De la nécessité de poursuivre les travaux relatifs aux obligations de tri permettant une meilleure séparation des flux, notamment entre l’amiante lié et le fibrociment sans amiante, ainsi qu’en matière de déchets d’isolation ;
De la poursuite des travaux visant à identifier et à encadrer de nouveaux flux de déchets dont la mise en CET pourrait être interdite, dès lors que des alternatives de traitement ou de valorisation sont disponibles, suffisamment matures et économiquement soutenables, dans le cadre d'une mise en oeuvre progressive tenant compte de la réalité des filières concernées ;
- Du besoin de préserver ou développer les capacités d’élimination en CET, en particulier des actions suivantes , sans préjuger des décisions qui seront prises en matière de permis et de conditions particulières associées :
- l’exploitation de l’ensemble des volumes autorisés du CET du champ de Beaumont dans le cadre de la demande de renouvellement de son permis ;
- l’examen de l’adaptation des capacités autorisées aux capacités réelles techniques du nouveau casier à Hallembaye, dans le cadre du renouvellement du permis ;
- le maintien des capacités autorisées du casier D, non aménagé à ce jour, à Habay-la-Neuve, dans le cadre du renouvellement du permis ;
- la poursuite des investigations relatives à l’augmentation des capacités par modification du profil et/ou de l’emprise du sol sur les sites des 3 CET de classe 2 actuellement exploités ;
- l’examen des possibilités de reconversion de certains sites ayant déjà accueilli des déchets ;
- la poursuite des échanges entre l’Administration et le porteur de projet pour la reconversion du CET La Chatqueue en un CET de classes 1 et 2 qui réponde aux besoins de la Wallonie ;
- la poursuite de la dynamique des CET de classe 5 déjà autorisés ;
- de la volonté de permettre l’accès aux capacités des CET à l’ensemble des zones géographiques de la Wallonie
- du principe de mandater la SPAQuE, au travers de son contrat de gestion, pour l’investigation de sites potentiels à moyen et long terme et de lui faire rapport dans un délai de 2 ans.
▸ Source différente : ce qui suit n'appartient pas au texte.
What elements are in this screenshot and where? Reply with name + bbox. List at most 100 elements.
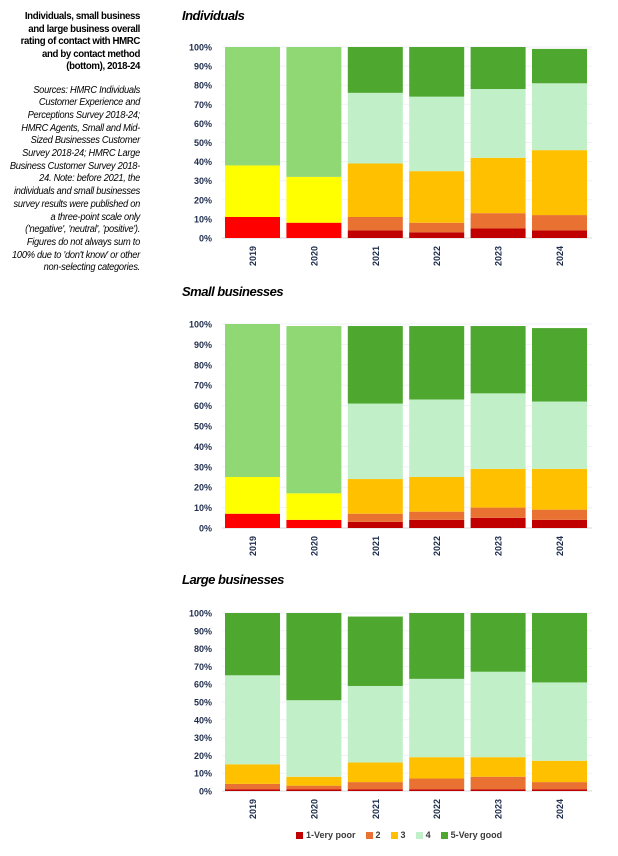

Sans préjudice des décisions qui seront prises ultérieurement par le Gouvernement dans le cadre de l’approbation dudit contrat de gestion, cette étude exploratoire porterait tant sur de nouveaux sites que sur des extensions ou reconversions de CET existants et intégrera une analyse technique sur l’opportunité de dédier certaines zones d’enfouissement à des mono-flux en vue d’une récupération future. L’étude intègrera également une réflexion sur les capacités de réserve stratégique.